Дроздов был поражен открытой ему новостью. Как ни привык он уничижительно смотреть на суету государственной машины, но тут оказывался непосредственно причастным к будущему России, к судьбе династии, стоящей во главе огромной страны. «Помоги, Господи!» мысленно помолился он.
- Вам надлежит написать проект, коий через меня будет доставлен государю. Возможно, потребуются поправки. Окончательный текст акта останется в тайне, доколе не придет время приведения оного и исполнение. Храниться ему надлежит, по мысли государя, в московском Успенском соборе с прочими царственными актами. Вручаю вам бумаги! — С непривычно строгим видом князь передал конверт архиепископу.
- Ваша светлость, прежде всего прошу передать его величеству мою нижайшую благодарность за доверие, коим почтен сверх меры,- - ответил Дроздов.— Какое время дадено мне на работу?
- Неделя-две.— Князь сделал неопределенный жест рукою. И прошу вас передать мой почтительный совет государю,— Филарет несколько запнулся,— соображение, коим он конечно же волен пренебречь. Полагаю следующее: поскольку восшествие ни престол
происходит в Петербурге, затруднительно его соображение с манифестом, хранящимся за сотни верст, да еще в тайне. Следовало бы во избежание всех возможных случайностей сделать с окончательного текста три копии, поместить их для хранения в Государственном совете, правительствующем Сенате и Святейшем Синоде, о чем сделать отметку и в тексте. Подлинный же акт, согласно воле государя, будет храниться в Москве.
— Владыко! Вам цены нет! — всплеснул руками Голицын.— Как это мне самому в голову не пришло? Это же так очевидно!.. Вечером же скажу государю. А теперь — за работу! За работу!
Уже подойдя к двери гостиной, князь вдруг замедлил движение и резко поворотился.

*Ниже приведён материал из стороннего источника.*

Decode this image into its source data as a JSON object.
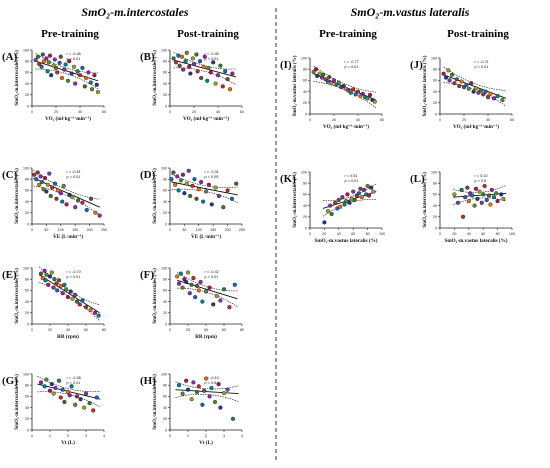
{
  "section_titles": {
    "left": "SmO₂-m.intercostales",
    "right": "SmO₂-m.vastus lateralis"
  },
  "column_titles": [
    "Pre-training",
    "Post-training",
    "Pre-training",
    "Post-training"
  ],
  "chart_data": [
    {
      "id": "A",
      "type": "scatter",
      "label": "(A)",
      "stat": "r = -0.46",
      "pval": "p < 0.01",
      "xlabel": "VO₂ (ml·kg⁻¹·min⁻¹)",
      "ylabel": "SmO₂-m.intercostales (%)",
      "xticks": [
        0,
        20,
        40,
        60
      ],
      "yticks": [
        0,
        20,
        40,
        60,
        80,
        100
      ],
      "xlim": [
        0,
        60
      ],
      "ylim": [
        0,
        100
      ],
      "fit": [
        [
          3,
          80
        ],
        [
          55,
          45
        ]
      ],
      "x": [
        3,
        5,
        6,
        8,
        9,
        10,
        12,
        13,
        14,
        15,
        16,
        18,
        19,
        20,
        21,
        23,
        24,
        25,
        27,
        28,
        30,
        31,
        33,
        35,
        36,
        38,
        40,
        42,
        44,
        45,
        47,
        49,
        50,
        52,
        54,
        55
      ],
      "y": [
        82,
        88,
        75,
        70,
        92,
        80,
        85,
        62,
        78,
        90,
        55,
        72,
        83,
        68,
        60,
        77,
        88,
        50,
        65,
        74,
        45,
        80,
        58,
        70,
        40,
        62,
        55,
        68,
        35,
        50,
        60,
        42,
        30,
        55,
        38,
        25
      ]
    },
    {
      "id": "B",
      "type": "scatter",
      "label": "(B)",
      "stat": "r = -0.45",
      "pval": "p < 0.01",
      "xlabel": "VO₂ (ml·kg⁻¹·min⁻¹)",
      "ylabel": "SmO₂-m.intercostales (%)",
      "xticks": [
        0,
        20,
        40,
        60
      ],
      "yticks": [
        0,
        20,
        40,
        60,
        80,
        100
      ],
      "xlim": [
        0,
        60
      ],
      "ylim": [
        0,
        100
      ],
      "fit": [
        [
          3,
          82
        ],
        [
          55,
          52
        ]
      ],
      "x": [
        3,
        5,
        7,
        8,
        10,
        11,
        13,
        14,
        16,
        17,
        19,
        20,
        22,
        23,
        25,
        26,
        28,
        29,
        31,
        32,
        34,
        36,
        38,
        40,
        42,
        44,
        46,
        48,
        50,
        52
      ],
      "y": [
        85,
        78,
        90,
        72,
        88,
        65,
        80,
        95,
        70,
        58,
        85,
        75,
        92,
        62,
        80,
        50,
        70,
        88,
        45,
        68,
        60,
        78,
        40,
        55,
        72,
        35,
        62,
        48,
        30,
        58
      ]
    },
    {
      "id": "C",
      "type": "scatter",
      "label": "(C)",
      "stat": "r = -0.61",
      "pval": "p < 0.01",
      "xlabel": "V̇E (L·min⁻¹)",
      "ylabel": "SmO₂-m.intercostales (%)",
      "xticks": [
        0,
        50,
        100,
        150,
        200,
        250
      ],
      "yticks": [
        0,
        20,
        40,
        60,
        80,
        100
      ],
      "xlim": [
        0,
        250
      ],
      "ylim": [
        0,
        100
      ],
      "fit": [
        [
          5,
          82
        ],
        [
          235,
          30
        ]
      ],
      "x": [
        8,
        15,
        20,
        25,
        30,
        35,
        40,
        45,
        50,
        55,
        60,
        65,
        70,
        80,
        85,
        90,
        100,
        105,
        110,
        120,
        130,
        140,
        150,
        160,
        175,
        190,
        205,
        220,
        235
      ],
      "y": [
        88,
        80,
        92,
        70,
        85,
        75,
        62,
        82,
        58,
        70,
        90,
        50,
        65,
        72,
        45,
        60,
        55,
        40,
        68,
        35,
        52,
        48,
        30,
        42,
        38,
        25,
        45,
        20,
        15
      ]
    },
    {
      "id": "D",
      "type": "scatter",
      "label": "(D)",
      "stat": "r = -0.31",
      "pval": "p < 0.05",
      "xlabel": "V̇E (L·min⁻¹)",
      "ylabel": "SmO₂-m.intercostales (%)",
      "xticks": [
        0,
        50,
        100,
        150,
        200,
        250
      ],
      "yticks": [
        0,
        20,
        40,
        60,
        80,
        100
      ],
      "xlim": [
        0,
        250
      ],
      "ylim": [
        0,
        100
      ],
      "fit": [
        [
          5,
          75
        ],
        [
          235,
          52
        ]
      ],
      "x": [
        5,
        12,
        18,
        25,
        30,
        38,
        45,
        50,
        58,
        65,
        70,
        78,
        85,
        92,
        100,
        108,
        115,
        125,
        135,
        145,
        158,
        170,
        185,
        200,
        215,
        230
      ],
      "y": [
        80,
        92,
        70,
        85,
        60,
        78,
        88,
        55,
        72,
        95,
        50,
        68,
        80,
        45,
        62,
        75,
        40,
        58,
        70,
        35,
        65,
        50,
        30,
        60,
        45,
        72
      ]
    },
    {
      "id": "E",
      "type": "scatter",
      "label": "(E)",
      "stat": "r = -0.70",
      "pval": "p < 0.01",
      "xlabel": "RR (rpm)",
      "ylabel": "SmO₂-m.intercostales (%)",
      "xticks": [
        0,
        20,
        40,
        60,
        80
      ],
      "yticks": [
        0,
        20,
        40,
        60,
        80,
        100
      ],
      "xlim": [
        0,
        80
      ],
      "ylim": [
        0,
        100
      ],
      "fit": [
        [
          8,
          88
        ],
        [
          75,
          20
        ]
      ],
      "x": [
        10,
        12,
        14,
        15,
        16,
        18,
        20,
        22,
        24,
        25,
        27,
        28,
        30,
        32,
        34,
        36,
        38,
        40,
        43,
        45,
        48,
        50,
        53,
        56,
        60,
        65,
        70,
        74
      ],
      "y": [
        90,
        82,
        95,
        78,
        88,
        70,
        85,
        92,
        65,
        80,
        72,
        60,
        78,
        68,
        55,
        70,
        62,
        48,
        58,
        45,
        52,
        40,
        35,
        42,
        30,
        25,
        20,
        15
      ]
    },
    {
      "id": "F",
      "type": "scatter",
      "label": "(F)",
      "stat": "r = -0.42",
      "pval": "p < 0.01",
      "xlabel": "RR (rpm)",
      "ylabel": "SmO₂-m.intercostales (%)",
      "xticks": [
        0,
        20,
        40,
        60,
        80
      ],
      "yticks": [
        0,
        20,
        40,
        60,
        80,
        100
      ],
      "xlim": [
        0,
        80
      ],
      "ylim": [
        0,
        100
      ],
      "fit": [
        [
          8,
          78
        ],
        [
          75,
          45
        ]
      ],
      "x": [
        8,
        10,
        12,
        14,
        16,
        18,
        20,
        22,
        24,
        26,
        28,
        30,
        32,
        34,
        36,
        40,
        44,
        48,
        52,
        56,
        60,
        66,
        72
      ],
      "y": [
        85,
        72,
        90,
        65,
        80,
        75,
        92,
        55,
        70,
        82,
        48,
        68,
        60,
        75,
        40,
        58,
        65,
        35,
        50,
        42,
        62,
        30,
        70
      ]
    },
    {
      "id": "G",
      "type": "scatter",
      "label": "(G)",
      "stat": "r = -0.38",
      "pval": "p < 0.01",
      "xlabel": "Vt (L)",
      "ylabel": "SmO₂-m.intercostales (%)",
      "xticks": [
        0,
        1,
        2,
        3,
        4
      ],
      "yticks": [
        0,
        20,
        40,
        60,
        80,
        100
      ],
      "xlim": [
        0,
        4
      ],
      "ylim": [
        0,
        100
      ],
      "fit": [
        [
          0.3,
          82
        ],
        [
          3.8,
          55
        ]
      ],
      "x": [
        0.5,
        0.7,
        0.8,
        1.0,
        1.1,
        1.2,
        1.3,
        1.5,
        1.6,
        1.7,
        1.8,
        2.0,
        2.1,
        2.2,
        2.4,
        2.5,
        2.7,
        2.9,
        3.0,
        3.2,
        3.4,
        3.6
      ],
      "y": [
        85,
        78,
        90,
        70,
        82,
        65,
        75,
        88,
        58,
        72,
        50,
        68,
        62,
        78,
        45,
        60,
        55,
        40,
        65,
        48,
        35,
        58
      ]
    },
    {
      "id": "H",
      "type": "scatter",
      "label": "(H)",
      "stat": "r = -0.10",
      "pval": "p < 0.5",
      "xlabel": "Vt (L)",
      "ylabel": "SmO₂-m.intercostales (%)",
      "xticks": [
        0,
        1,
        2,
        3,
        4
      ],
      "yticks": [
        0,
        20,
        40,
        60,
        80,
        100
      ],
      "xlim": [
        0,
        4
      ],
      "ylim": [
        0,
        100
      ],
      "fit": [
        [
          0.3,
          72
        ],
        [
          3.8,
          65
        ]
      ],
      "x": [
        0.5,
        0.7,
        0.9,
        1.0,
        1.2,
        1.3,
        1.5,
        1.6,
        1.8,
        1.9,
        2.0,
        2.2,
        2.3,
        2.5,
        2.7,
        2.8,
        3.0,
        3.2,
        3.5
      ],
      "y": [
        80,
        65,
        88,
        72,
        55,
        85,
        68,
        78,
        45,
        70,
        92,
        60,
        75,
        50,
        82,
        40,
        66,
        72,
        20
      ]
    },
    {
      "id": "I",
      "type": "scatter",
      "label": "(I)",
      "stat": "r = -0.77",
      "pval": "p < 0.01",
      "xlabel": "VO₂ (ml·kg⁻¹·min⁻¹)",
      "ylabel": "SmO₂-m.vastus lateralis (%)",
      "xticks": [
        0,
        20,
        40,
        60
      ],
      "yticks": [
        0,
        20,
        40,
        60,
        80,
        100
      ],
      "xlim": [
        0,
        60
      ],
      "ylim": [
        0,
        100
      ],
      "fit": [
        [
          3,
          72
        ],
        [
          55,
          25
        ]
      ],
      "x": [
        3,
        5,
        6,
        8,
        10,
        11,
        13,
        15,
        16,
        18,
        20,
        22,
        24,
        26,
        28,
        30,
        32,
        34,
        36,
        38,
        40,
        42,
        44,
        46,
        48,
        50,
        52,
        54
      ],
      "y": [
        75,
        80,
        68,
        72,
        65,
        70,
        62,
        58,
        66,
        55,
        60,
        52,
        56,
        48,
        50,
        45,
        42,
        38,
        44,
        35,
        40,
        32,
        36,
        30,
        28,
        34,
        25,
        22
      ]
    },
    {
      "id": "J",
      "type": "scatter",
      "label": "(J)",
      "stat": "r = -0.71",
      "pval": "p < 0.01",
      "xlabel": "VO₂ (ml·kg⁻¹·min⁻¹)",
      "ylabel": "SmO₂-m.vastus lateralis (%)",
      "xticks": [
        0,
        20,
        40,
        60
      ],
      "yticks": [
        0,
        20,
        40,
        60,
        80,
        100
      ],
      "xlim": [
        0,
        60
      ],
      "ylim": [
        0,
        100
      ],
      "fit": [
        [
          3,
          70
        ],
        [
          55,
          28
        ]
      ],
      "x": [
        3,
        5,
        7,
        8,
        10,
        12,
        14,
        16,
        18,
        20,
        22,
        24,
        26,
        28,
        30,
        32,
        34,
        36,
        38,
        40,
        42,
        45,
        48,
        52
      ],
      "y": [
        72,
        65,
        78,
        60,
        70,
        55,
        62,
        50,
        58,
        48,
        52,
        45,
        55,
        40,
        46,
        38,
        42,
        35,
        40,
        30,
        36,
        28,
        32,
        25
      ]
    },
    {
      "id": "K",
      "type": "scatter",
      "label": "(K)",
      "stat": "r = 0.51",
      "pval": "p < 0.01",
      "xlabel": "SmO₂-m.vastus lateralis (%)",
      "ylabel": "SmO₂-m.intercostales (%)",
      "xticks": [
        0,
        20,
        40,
        60,
        80,
        100
      ],
      "yticks": [
        0,
        20,
        40,
        60,
        80,
        100
      ],
      "xlim": [
        0,
        100
      ],
      "ylim": [
        0,
        100
      ],
      "fit": [
        [
          18,
          35
        ],
        [
          92,
          65
        ]
      ],
      "x": [
        20,
        25,
        28,
        30,
        35,
        38,
        40,
        42,
        45,
        48,
        50,
        52,
        55,
        58,
        60,
        62,
        65,
        68,
        70,
        72,
        75,
        78,
        80,
        82,
        85,
        88
      ],
      "y": [
        10,
        30,
        40,
        25,
        45,
        35,
        50,
        38,
        55,
        42,
        48,
        60,
        45,
        52,
        65,
        50,
        58,
        62,
        70,
        55,
        68,
        60,
        75,
        58,
        72,
        65
      ]
    },
    {
      "id": "L",
      "type": "scatter",
      "label": "(L)",
      "stat": "r = 0.10",
      "pval": "p < 0.6",
      "xlabel": "SmO₂-m.vastus lateralis (%)",
      "ylabel": "SmO₂-m.intercostales (%)",
      "xticks": [
        0,
        20,
        40,
        60,
        80,
        100
      ],
      "yticks": [
        0,
        20,
        40,
        60,
        80,
        100
      ],
      "xlim": [
        0,
        100
      ],
      "ylim": [
        0,
        100
      ],
      "fit": [
        [
          18,
          55
        ],
        [
          92,
          62
        ]
      ],
      "x": [
        20,
        25,
        30,
        32,
        35,
        38,
        40,
        42,
        45,
        48,
        50,
        52,
        55,
        58,
        60,
        62,
        65,
        68,
        70,
        72,
        75,
        78,
        80,
        85,
        88
      ],
      "y": [
        60,
        45,
        68,
        20,
        55,
        72,
        48,
        62,
        58,
        40,
        70,
        52,
        65,
        45,
        60,
        75,
        50,
        58,
        42,
        68,
        55,
        62,
        48,
        60,
        52
      ]
    }
  ]
}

— Знаете ли, святый отче,— понизив голос едва ли не до шепота, сказал он,— а ведь окончание царствования может произойти.и до кончины Александра Павловича... храни его Господь!.. Никогда я с вами не обсуждал его величество, но нынче повод такой... Он подумывает о добровольном уходе от власти. Да-да! Все даже не в словах, а в мыслях, интонациях, в глазах его... Уж я-то вижу. Но - секрет!
Дроздов пробыл в Петербурге более месяца. Текст акта был написан им за три дня и передан князем государю, который распорядился владыке «обождать». Между тем по городу поползли слухи и догадки, чем вызвано пребывание московского архиепископа, высочайше отпущенного еще в июле. Филарет томился, томился и наконец отправился в Царское Село к князю Голицыну.
Князь передал ему бумаги, в которых рукою государя некоторые слова и выражения были подчеркнуты, их надлежало исправить. Объяснений о причинах задержания не последовало. Князь пребывал в рассеянном настроении и казался чем-то озадаченным. Через день исправленный текст был готов, и Дроздов наконец-то уехал в Москву.
Почти вслед за ним, 25 августа в Москву прибыл государь. 27 августа он прислал архиепископу утвержденный акт (с приложением в подлиннике письма цесаревича Константина) в запечатанном конверте с собственноручной надписью. «Хранить в Успенском соборе с государственными актами до востребования моего, а в случае моей кончины открыть московскому епархиальному архиерею и московскому генерал-губернатору в Успенском соборе прежде всякаго другого действия».
На следующий день в келью архиепископа в Чудовом монастыре пожаловал граф Аракчеев, в этот раз сумевший не пустить Голицына с государем в Москву, Дроздов был далек от графа, но уважал его деловые способности.
— Ваше высокопреосвященство,— получив благословение, заговорил Аракчеев.— Его величество прислал меня узнать, как именно намереваетесь вы внести доверенные вам документы в собор?
— Завтра будет всенощное бдение. Прежде его начала войду в алтарь и возложу конверт в ковчег, никому его не открывая.
Аракчеев ничего не ответил и вышел. Он вернулся вскоре и с порога заявил:
— Государю не угодна ни малейшая гласность! За службою же собор будет наполнен разными людьми. Обдумайте способ совершить сие иначе.
В полдень 29 августа архиепископ московский направился в Успенский собор. Там ожидали его протопресвитер, ключарь прокурор московской синодальной конторы с печатью. Владыка Филарет вошел, и тяжелые двери закрылись за ним. В приятной после солнцепека прохладе и сумрачности огромного храма он несколько раз осенил себя крестным знамением, приложился к образам Спасителя и Владимирской Божией Матери, после чего пошел в алтарь.
При общем внимании был открыт ковчег государственных актов, куда архиепископ и положил принесенный пакет, показав печать императора. Ковчег был вновь заперт на ключ и запечатан прокурором синодальной конторы. Присутствовавшим была объявленна высочайшая воля: «Да никому не будет открыто о свершившемся!»